The FCC will vote July 10 on issuing a Notice of Proposed Rulemaking on a $100 million Connected Care Pilot Program that will support telehealth. The announcement was made by FCC Commissioner Brendan Carr during a visit to a community health clinic in Laurel Fork, VA.

In his comments, Carr pointed to veterans and low-income Americans as groups that will benefit if the monies are awarded. “With advances in telemedicine, health care is no longer limited to the confines of traditional brick and mortar health care facilities,” Carr said, according to a press release. “With an Internet connection, patients can now access high-quality care right on their smartphones, tablets, or other devices regardless of where they are located. I think the FCC should support this new trend towards connected care, which is the healthcare equivalent of moving from Blockbuster to Netflix.”

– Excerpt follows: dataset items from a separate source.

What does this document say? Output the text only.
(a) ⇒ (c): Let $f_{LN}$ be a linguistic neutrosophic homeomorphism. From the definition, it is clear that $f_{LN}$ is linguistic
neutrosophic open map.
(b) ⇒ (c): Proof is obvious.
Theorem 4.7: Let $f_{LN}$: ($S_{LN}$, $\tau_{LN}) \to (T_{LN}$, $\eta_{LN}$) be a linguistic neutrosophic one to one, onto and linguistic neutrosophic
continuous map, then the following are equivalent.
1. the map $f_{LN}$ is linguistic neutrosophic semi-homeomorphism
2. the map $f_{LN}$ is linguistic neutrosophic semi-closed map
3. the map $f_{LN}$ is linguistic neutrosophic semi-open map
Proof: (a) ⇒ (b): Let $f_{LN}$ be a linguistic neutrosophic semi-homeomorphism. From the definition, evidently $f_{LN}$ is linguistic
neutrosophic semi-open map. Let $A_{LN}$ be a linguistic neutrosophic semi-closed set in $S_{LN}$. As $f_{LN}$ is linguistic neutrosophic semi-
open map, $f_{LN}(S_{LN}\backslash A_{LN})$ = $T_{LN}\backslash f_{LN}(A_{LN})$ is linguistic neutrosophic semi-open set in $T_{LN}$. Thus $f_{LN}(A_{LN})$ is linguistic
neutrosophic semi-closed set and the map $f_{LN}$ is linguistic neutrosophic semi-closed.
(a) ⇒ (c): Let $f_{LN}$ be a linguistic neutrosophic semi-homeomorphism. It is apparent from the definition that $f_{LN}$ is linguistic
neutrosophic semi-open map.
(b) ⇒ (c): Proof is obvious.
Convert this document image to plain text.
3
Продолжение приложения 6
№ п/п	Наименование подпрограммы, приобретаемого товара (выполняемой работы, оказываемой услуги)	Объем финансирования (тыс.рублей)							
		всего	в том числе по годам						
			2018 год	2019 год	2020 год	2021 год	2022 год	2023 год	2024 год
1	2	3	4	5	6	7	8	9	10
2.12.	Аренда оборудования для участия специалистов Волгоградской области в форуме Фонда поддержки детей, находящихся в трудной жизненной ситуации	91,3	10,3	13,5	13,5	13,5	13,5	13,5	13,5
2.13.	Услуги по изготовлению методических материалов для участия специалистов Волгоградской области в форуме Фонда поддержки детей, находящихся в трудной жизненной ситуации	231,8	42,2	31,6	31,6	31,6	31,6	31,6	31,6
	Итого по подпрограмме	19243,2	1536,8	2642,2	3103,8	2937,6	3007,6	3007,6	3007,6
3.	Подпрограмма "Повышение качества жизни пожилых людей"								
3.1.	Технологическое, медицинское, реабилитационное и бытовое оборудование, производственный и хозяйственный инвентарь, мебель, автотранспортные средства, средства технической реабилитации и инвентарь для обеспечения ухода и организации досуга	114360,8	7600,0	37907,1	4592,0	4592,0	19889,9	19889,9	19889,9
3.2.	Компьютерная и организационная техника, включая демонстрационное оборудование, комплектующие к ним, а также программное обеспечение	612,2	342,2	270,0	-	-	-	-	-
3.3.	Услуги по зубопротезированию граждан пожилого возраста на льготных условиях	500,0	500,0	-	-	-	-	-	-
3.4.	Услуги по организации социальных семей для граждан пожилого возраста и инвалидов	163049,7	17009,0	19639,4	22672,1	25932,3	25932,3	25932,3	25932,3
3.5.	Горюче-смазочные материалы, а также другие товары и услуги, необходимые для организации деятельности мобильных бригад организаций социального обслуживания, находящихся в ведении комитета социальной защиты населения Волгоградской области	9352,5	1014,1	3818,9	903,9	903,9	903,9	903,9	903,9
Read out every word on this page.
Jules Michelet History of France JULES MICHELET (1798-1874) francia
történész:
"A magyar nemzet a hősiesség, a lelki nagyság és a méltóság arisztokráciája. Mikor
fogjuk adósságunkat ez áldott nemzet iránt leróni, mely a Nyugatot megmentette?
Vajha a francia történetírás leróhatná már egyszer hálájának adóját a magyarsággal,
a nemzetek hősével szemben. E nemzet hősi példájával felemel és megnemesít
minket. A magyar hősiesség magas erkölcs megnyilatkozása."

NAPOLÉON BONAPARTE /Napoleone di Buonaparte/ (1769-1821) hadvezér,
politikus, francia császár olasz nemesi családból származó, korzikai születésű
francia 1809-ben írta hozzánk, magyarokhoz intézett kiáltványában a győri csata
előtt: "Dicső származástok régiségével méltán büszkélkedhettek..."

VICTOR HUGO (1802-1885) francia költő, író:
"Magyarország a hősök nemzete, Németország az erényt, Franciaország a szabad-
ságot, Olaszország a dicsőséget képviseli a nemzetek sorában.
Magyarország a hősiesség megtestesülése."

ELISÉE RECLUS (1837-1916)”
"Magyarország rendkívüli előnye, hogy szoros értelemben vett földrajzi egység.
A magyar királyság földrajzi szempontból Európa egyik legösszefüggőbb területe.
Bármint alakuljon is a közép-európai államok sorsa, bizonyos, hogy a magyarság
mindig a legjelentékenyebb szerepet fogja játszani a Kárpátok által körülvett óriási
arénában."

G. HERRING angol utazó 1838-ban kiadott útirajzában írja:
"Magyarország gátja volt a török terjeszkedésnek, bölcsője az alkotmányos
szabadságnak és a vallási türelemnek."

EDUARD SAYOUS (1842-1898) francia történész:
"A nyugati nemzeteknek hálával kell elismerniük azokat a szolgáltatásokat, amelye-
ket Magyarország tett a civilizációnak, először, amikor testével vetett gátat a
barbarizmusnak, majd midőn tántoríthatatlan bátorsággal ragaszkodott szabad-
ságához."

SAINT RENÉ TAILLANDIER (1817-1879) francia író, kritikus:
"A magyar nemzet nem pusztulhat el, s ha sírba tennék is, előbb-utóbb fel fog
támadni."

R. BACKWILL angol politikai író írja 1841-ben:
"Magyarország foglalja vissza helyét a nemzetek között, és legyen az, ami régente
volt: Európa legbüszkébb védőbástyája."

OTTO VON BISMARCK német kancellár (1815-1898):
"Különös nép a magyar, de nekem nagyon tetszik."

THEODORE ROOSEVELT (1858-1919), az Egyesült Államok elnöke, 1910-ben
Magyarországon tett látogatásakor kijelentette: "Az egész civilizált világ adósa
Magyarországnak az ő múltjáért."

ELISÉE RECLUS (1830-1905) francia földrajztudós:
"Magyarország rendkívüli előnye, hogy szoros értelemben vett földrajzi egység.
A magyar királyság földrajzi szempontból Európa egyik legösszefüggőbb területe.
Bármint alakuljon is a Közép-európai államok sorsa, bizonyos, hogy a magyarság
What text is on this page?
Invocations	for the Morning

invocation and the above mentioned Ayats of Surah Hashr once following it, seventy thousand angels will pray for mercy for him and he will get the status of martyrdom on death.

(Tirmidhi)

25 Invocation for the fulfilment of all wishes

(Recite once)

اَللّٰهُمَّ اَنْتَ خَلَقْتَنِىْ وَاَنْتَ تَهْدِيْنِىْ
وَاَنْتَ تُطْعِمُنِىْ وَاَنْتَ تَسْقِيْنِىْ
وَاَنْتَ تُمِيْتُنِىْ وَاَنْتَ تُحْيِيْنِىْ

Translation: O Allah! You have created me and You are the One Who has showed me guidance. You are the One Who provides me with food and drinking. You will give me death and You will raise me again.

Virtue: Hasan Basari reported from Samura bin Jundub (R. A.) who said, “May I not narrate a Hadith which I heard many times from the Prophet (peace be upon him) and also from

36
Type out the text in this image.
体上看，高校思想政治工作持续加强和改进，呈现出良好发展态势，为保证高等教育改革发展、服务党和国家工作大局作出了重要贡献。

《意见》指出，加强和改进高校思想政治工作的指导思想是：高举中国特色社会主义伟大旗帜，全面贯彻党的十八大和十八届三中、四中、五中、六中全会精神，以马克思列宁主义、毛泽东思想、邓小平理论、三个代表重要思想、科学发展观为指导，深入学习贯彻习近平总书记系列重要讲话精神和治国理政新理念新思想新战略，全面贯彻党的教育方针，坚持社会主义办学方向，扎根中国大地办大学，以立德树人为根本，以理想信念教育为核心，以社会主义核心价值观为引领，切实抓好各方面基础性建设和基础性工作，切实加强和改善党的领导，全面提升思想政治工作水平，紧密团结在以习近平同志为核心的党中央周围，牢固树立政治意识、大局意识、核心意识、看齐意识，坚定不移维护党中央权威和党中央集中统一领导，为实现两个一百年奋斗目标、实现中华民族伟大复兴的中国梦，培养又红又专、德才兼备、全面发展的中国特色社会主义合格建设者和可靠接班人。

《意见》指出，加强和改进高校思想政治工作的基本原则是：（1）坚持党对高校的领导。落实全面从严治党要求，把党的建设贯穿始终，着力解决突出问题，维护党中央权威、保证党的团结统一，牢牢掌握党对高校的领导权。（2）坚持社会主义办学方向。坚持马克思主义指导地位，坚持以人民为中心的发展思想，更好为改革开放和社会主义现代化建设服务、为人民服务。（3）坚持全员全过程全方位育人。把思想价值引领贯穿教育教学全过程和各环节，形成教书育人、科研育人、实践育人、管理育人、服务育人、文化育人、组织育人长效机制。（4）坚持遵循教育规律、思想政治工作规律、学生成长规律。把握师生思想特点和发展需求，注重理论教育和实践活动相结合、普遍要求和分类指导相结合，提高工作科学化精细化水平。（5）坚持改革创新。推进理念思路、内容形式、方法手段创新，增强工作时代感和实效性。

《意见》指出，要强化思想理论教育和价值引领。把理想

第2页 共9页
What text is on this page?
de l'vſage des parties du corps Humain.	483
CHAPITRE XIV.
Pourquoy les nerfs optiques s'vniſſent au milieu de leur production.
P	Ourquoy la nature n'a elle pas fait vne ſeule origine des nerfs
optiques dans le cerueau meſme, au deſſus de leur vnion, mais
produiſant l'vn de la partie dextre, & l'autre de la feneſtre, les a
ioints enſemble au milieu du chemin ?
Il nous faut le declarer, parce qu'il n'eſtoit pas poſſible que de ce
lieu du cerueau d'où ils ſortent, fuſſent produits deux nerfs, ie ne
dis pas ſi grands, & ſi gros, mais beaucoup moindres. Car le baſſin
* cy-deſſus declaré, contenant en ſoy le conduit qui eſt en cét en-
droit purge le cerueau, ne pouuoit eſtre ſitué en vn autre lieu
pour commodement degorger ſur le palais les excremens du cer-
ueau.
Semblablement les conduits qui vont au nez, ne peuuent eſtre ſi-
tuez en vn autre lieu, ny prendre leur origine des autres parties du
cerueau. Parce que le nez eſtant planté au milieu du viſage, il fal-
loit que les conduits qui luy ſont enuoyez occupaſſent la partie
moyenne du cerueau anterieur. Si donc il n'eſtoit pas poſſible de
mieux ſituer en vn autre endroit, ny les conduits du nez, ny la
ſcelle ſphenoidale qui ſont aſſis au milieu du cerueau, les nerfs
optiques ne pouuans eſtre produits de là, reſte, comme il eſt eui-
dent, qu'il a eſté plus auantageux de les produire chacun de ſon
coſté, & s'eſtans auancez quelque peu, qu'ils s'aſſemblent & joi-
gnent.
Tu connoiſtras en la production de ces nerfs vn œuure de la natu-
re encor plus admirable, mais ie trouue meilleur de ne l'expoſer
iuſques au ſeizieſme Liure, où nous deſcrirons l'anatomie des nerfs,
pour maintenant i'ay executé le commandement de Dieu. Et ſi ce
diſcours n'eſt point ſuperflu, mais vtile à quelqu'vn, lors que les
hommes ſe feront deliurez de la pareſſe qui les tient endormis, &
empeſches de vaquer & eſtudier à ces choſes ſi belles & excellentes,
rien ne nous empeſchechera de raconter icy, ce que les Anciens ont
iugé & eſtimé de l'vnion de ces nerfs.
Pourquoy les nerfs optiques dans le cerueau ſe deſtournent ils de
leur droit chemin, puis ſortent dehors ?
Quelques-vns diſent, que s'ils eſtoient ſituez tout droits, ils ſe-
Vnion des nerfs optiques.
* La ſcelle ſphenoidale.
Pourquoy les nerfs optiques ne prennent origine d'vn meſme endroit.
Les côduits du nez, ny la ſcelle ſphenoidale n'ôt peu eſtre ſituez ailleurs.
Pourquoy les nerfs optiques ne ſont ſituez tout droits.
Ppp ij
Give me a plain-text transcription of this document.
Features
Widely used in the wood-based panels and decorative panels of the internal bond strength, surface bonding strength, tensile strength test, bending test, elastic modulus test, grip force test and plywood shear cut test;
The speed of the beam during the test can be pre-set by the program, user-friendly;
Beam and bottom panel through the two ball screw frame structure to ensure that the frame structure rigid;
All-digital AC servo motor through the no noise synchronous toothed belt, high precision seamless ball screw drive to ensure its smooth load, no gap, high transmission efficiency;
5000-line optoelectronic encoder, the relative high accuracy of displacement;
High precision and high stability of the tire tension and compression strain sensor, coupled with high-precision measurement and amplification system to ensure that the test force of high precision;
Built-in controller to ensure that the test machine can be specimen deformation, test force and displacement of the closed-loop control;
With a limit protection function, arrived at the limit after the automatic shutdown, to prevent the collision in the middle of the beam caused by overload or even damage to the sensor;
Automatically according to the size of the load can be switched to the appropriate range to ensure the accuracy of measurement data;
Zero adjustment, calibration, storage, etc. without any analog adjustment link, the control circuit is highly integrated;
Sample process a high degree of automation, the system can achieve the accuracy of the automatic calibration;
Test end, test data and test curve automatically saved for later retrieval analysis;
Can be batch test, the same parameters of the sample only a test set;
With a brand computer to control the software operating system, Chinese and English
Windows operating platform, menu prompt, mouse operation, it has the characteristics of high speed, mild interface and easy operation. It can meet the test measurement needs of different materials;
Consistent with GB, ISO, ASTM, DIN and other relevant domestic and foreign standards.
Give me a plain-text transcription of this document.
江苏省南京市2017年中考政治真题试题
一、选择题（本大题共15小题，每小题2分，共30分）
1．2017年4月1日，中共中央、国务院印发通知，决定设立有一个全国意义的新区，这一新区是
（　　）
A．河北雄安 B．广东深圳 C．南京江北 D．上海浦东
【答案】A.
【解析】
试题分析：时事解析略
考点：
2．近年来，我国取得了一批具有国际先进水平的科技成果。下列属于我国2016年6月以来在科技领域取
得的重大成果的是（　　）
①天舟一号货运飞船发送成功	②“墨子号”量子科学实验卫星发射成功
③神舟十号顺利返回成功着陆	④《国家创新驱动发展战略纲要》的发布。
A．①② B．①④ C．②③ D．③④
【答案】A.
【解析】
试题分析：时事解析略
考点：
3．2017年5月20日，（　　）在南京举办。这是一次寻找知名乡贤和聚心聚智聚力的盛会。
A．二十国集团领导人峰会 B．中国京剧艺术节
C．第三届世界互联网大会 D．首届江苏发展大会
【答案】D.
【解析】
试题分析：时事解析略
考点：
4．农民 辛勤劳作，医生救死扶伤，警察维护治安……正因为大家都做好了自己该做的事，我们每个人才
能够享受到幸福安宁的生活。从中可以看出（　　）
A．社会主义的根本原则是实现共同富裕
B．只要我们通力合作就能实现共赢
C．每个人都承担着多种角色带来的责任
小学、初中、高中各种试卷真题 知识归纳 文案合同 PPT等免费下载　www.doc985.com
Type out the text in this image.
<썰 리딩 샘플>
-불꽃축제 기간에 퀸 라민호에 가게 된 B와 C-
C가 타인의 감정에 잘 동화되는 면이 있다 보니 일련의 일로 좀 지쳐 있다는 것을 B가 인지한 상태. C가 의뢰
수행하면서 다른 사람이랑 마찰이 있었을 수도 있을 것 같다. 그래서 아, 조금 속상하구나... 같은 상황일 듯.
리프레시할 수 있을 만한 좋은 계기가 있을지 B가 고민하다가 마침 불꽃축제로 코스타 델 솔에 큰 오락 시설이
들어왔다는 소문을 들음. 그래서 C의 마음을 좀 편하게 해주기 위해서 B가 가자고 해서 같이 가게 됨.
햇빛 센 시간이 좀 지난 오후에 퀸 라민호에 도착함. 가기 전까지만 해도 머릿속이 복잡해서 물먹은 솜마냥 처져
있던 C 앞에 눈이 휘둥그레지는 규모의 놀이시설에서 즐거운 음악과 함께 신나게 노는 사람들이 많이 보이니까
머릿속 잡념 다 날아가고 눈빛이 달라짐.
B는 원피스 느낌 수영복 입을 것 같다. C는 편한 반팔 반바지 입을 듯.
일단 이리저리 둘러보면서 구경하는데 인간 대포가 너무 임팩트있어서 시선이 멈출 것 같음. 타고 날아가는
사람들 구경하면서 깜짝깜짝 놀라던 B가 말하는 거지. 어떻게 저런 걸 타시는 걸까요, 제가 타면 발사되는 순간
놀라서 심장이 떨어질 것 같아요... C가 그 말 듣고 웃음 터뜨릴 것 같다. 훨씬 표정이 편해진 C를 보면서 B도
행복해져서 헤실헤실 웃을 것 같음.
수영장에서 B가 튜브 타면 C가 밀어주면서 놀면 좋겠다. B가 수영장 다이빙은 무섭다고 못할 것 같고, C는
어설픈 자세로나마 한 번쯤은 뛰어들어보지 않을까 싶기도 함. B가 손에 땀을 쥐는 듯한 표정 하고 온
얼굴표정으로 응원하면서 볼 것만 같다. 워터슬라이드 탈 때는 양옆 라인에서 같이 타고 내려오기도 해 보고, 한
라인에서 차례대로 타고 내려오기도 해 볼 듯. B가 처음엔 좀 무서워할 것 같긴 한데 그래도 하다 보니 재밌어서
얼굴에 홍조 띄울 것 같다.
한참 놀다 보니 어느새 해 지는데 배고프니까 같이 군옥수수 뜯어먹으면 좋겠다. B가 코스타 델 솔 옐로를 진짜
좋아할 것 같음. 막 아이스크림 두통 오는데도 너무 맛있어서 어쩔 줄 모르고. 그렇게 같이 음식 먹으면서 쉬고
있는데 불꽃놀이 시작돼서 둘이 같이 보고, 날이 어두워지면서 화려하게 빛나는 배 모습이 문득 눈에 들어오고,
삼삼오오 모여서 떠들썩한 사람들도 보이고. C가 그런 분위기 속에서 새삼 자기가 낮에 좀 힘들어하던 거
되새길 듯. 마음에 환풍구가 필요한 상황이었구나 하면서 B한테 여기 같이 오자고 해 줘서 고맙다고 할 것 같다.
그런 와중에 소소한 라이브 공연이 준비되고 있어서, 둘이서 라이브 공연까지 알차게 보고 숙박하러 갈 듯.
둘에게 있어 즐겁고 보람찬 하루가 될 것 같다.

The NPRM will focus on four main points:

  • Budgeting for $100 million in USF support for health care providers to defray the qualifying costs of connected care services for low-income patients, including people in medically underserved areas and veterans.
  • Targeting support for innovative pilot projects to respond to a variety of health challenges, including diabetes management, opioid dependency, high-risk pregnancies, pediatric heart disease, and cancer.
  • Providing an 85% discount on qualifying services for a three-year period with controls in place to measure and verify the benefits, costs, and savings associated with connected care technologies.
  • Collecting relevant data to enable stakeholders to better understand the impact of telehealth and consider broader reforms that can support the trend toward connected care.

The press release points out that connected care reduces the cost of managing chronic diseases, which accounts for more than 85% of direct health care spending in the United States. It points to a trial in the Mississippi Delta that saved almost $700,000 in hospital re-admissions. Such an initiative could lead to Medicare savings of about $189 million in the state if 20% of the state’s diabetic patients were enrolled, according to the FCC.

The release also noted significant savings by the Veterans Health Administration (VHA) and an unnamed telehealth project in the northeast. All told, analysts estimate that telehealth could save $305 billion annually.

The potential also is good from the consumer side: Reductions were noted in all-cause mortality, length of in-patient care, hospital admissions and ER visits.